Las malas noticias están sucediendo ahora mismo. El alza del dólar y el encarecimiento del crédito internacional más la fundada sospecha de que Trump será mucho más proteccionista que Barack Obama ya están afectando la economía nacional, cuyos componentes positivos eran hasta ahora la confianza, la expectativa futura, el crédito barato y la apuesta real a la globalización. Las acciones de la mayoría de las empresas nacionales y los bonos de corto y largo plazos vienen a la baja, y no hay nada que indique que esta tendencia se revertirá. El derribo de la barrera arancelaria para que entren en Estados Unidos las exportaciones argentinas de carne y limón sigue en veremos, y nada hace prever que la nueva administración, con su defensa del americanismo, las levante en el corto plazo.

El martes pasado, Andrés Oppenheimer discriminó, entre las cosas que Trump efectivamente haría, las que nunca podría realizar, más allá de la retórica. Explicó que Trump no tendría manera de expulsar de Estados Unidos a 11 millones de indocumentados, por el enorme costo económico y los problemas judiciales. Pero agregó que probablemente terminará deportando más extranjeros que el propio Obama, quien superó el récord. Vaticinó que el Parlamento no le autorizará el gasto de entre 12 y 25.000 millones de dólares para construir un nuevo muro en la frontera con México, pero aclaró que Trump aprovechará entonces para acusar a los legisladores de antiamericanos. Anticipó que el presidente electo tampoco podrá colocar un arancel del 35% a las importaciones de México, porque encarecería el precio de los autos que se ensamblan en ese país y se venden en Estados Unidos. No descartó que su política proteccionista afecte a los demás países de América latina.
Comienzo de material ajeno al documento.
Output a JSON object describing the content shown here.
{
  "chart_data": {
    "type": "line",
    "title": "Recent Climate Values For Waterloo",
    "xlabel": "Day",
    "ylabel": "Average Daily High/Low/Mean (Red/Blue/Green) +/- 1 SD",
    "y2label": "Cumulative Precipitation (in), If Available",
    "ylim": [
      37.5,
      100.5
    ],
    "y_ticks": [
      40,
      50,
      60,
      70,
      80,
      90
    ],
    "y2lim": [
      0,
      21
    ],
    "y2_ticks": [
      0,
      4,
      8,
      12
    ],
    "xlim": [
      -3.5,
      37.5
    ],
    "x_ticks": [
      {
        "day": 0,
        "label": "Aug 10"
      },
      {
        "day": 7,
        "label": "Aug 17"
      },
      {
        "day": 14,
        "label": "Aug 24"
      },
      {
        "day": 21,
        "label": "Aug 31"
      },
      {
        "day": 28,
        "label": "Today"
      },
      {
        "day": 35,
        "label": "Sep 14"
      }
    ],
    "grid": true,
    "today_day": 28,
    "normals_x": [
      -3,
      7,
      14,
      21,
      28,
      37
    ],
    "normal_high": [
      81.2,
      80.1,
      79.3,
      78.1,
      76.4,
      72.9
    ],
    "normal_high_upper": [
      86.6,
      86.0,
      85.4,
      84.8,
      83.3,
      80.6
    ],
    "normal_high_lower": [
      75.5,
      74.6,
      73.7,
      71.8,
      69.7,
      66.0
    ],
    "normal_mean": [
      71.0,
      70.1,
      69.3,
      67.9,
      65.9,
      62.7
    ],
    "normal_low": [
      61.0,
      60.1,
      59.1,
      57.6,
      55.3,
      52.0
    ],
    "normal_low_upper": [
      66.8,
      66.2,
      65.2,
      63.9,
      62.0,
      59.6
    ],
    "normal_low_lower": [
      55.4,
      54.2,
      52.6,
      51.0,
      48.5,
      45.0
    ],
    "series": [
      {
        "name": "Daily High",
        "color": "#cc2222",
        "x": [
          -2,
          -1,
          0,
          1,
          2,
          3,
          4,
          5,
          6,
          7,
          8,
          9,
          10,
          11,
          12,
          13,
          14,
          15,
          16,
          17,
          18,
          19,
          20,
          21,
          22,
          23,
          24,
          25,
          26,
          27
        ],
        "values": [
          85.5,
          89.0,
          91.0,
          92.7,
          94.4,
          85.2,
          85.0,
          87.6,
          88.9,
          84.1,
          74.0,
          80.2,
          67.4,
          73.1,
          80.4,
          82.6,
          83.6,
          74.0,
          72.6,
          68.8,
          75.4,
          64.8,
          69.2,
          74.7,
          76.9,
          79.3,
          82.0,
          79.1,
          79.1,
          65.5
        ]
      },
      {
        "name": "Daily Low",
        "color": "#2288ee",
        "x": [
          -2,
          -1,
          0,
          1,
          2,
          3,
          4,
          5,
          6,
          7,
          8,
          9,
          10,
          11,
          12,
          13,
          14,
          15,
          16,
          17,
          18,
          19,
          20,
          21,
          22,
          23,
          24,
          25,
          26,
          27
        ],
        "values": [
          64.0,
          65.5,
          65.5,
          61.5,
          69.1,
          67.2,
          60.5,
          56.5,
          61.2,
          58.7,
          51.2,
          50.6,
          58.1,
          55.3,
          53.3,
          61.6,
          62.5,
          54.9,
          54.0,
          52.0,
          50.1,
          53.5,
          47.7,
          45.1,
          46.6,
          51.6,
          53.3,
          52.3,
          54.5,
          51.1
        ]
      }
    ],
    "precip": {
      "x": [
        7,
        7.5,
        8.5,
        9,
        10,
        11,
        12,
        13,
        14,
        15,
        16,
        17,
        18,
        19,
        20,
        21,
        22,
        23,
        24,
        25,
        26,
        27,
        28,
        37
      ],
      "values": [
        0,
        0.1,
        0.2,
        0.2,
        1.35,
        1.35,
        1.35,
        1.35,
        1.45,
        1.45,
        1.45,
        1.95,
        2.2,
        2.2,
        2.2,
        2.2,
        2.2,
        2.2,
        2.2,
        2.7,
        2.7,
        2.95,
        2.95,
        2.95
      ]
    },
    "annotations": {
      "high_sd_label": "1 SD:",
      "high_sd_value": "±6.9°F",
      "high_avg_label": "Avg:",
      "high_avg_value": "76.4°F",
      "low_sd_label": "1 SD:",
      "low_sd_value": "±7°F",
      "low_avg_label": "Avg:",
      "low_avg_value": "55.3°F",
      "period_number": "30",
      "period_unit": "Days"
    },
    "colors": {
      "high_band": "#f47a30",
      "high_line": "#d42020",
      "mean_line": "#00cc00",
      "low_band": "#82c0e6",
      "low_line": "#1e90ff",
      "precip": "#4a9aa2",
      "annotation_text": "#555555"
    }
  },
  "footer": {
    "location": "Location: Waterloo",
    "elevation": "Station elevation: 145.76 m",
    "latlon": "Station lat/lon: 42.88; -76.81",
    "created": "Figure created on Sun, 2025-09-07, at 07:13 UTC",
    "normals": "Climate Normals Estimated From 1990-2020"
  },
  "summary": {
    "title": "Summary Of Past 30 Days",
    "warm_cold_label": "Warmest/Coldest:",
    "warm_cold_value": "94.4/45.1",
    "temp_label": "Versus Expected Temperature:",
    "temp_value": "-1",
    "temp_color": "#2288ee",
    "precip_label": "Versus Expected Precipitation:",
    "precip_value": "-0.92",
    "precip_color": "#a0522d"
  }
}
Lo que todavía casi nadie se detuvo a analizar es el daño simbólico y práctico que la retórica de este presidente populista y de derecha ya está generando dentro y fuera de su país. No hay ciudad en los Estados Unidos donde las minorías amenazadas no se hayan manifestado contra las políticas con las que Trump amenaza. Las familias se están empezando a separar entre quienes consideran que Trump es un hombre corajudo y antiestablishment y los que interpretan que constituye en eslabón perdido de los descendientes de Adolf Hitler. Los analistas políticos discuten aún si el magnate norteamericano representa lo nuevo o el regreso de lo más viejo y rancio de la política de los últimos años.

Los millones de votantes del Partido Demócrata asisten azorados a los efusivos saludos de los líderes de derecha y neonazis de Europa, quienes sueñan con un mundo dominado por el nacionalismo extremo, las fronteras cerradas y la supremacía de la raza blanca. Pero el dato más grave es que prácticamente toda la retórica de Trump está basada en el odio, el resentimiento y la mentira. Las palabras altisonantes y agresivas en detrimento de los datos y las estadísticas. Y no se trata solamente de él, sino de gente como Steve Bannon, quien hasta hace poco comandaba un sitio considerado xenófobo y supremacista y acaba de ser designado uno de sus principales asesores. Trump y Bannon dicen lo primero que se les pasa por la cabeza y no aceptan ni el más mínimo intercambio de opinión.

En este sentido, no me sorprendió para nada que la ex presidenta Cristina Fernández reivindicara a Trump como un líder distinto, capaz de enfrentar a la burocracia de Washington y a Wall Street. Pero lo que en verdad une a ambos no es la aparente resistencia a lo viejo y decadente, sino el relato voluntarista y tan poco apegado a la verdad. Está claro que la Argentina no es Estados Unidos y es de esperar que las instituciones eviten la acción delirante de este millonario excéntrico, especialista en no pagar los impuestos que ahora deberá cobrar. ¿Pero cuánto podría cambiar un hombre de 70 años, que se pasó la mayor parte de su vida dando órdenes y a quien no se le conoce, al menos en público, ningún gesto de humildad, reconocimiento del error ni la más mínima empatía por el otro?

Para dar una respuesta definitiva hay que esperar, pero los antecedentes no parecen alentadores. Mintió en su declaración de impuestos, agitó el engaño de que Obama no había nacido en Estados Unidos, maltrató a mujeres y enfrenta juicios por fraude desde la universidad que apadrina. ¿Cómo podría gobernar con eficacia y honestidad una persona que pasó gran parte de su existencia engañando a la gente?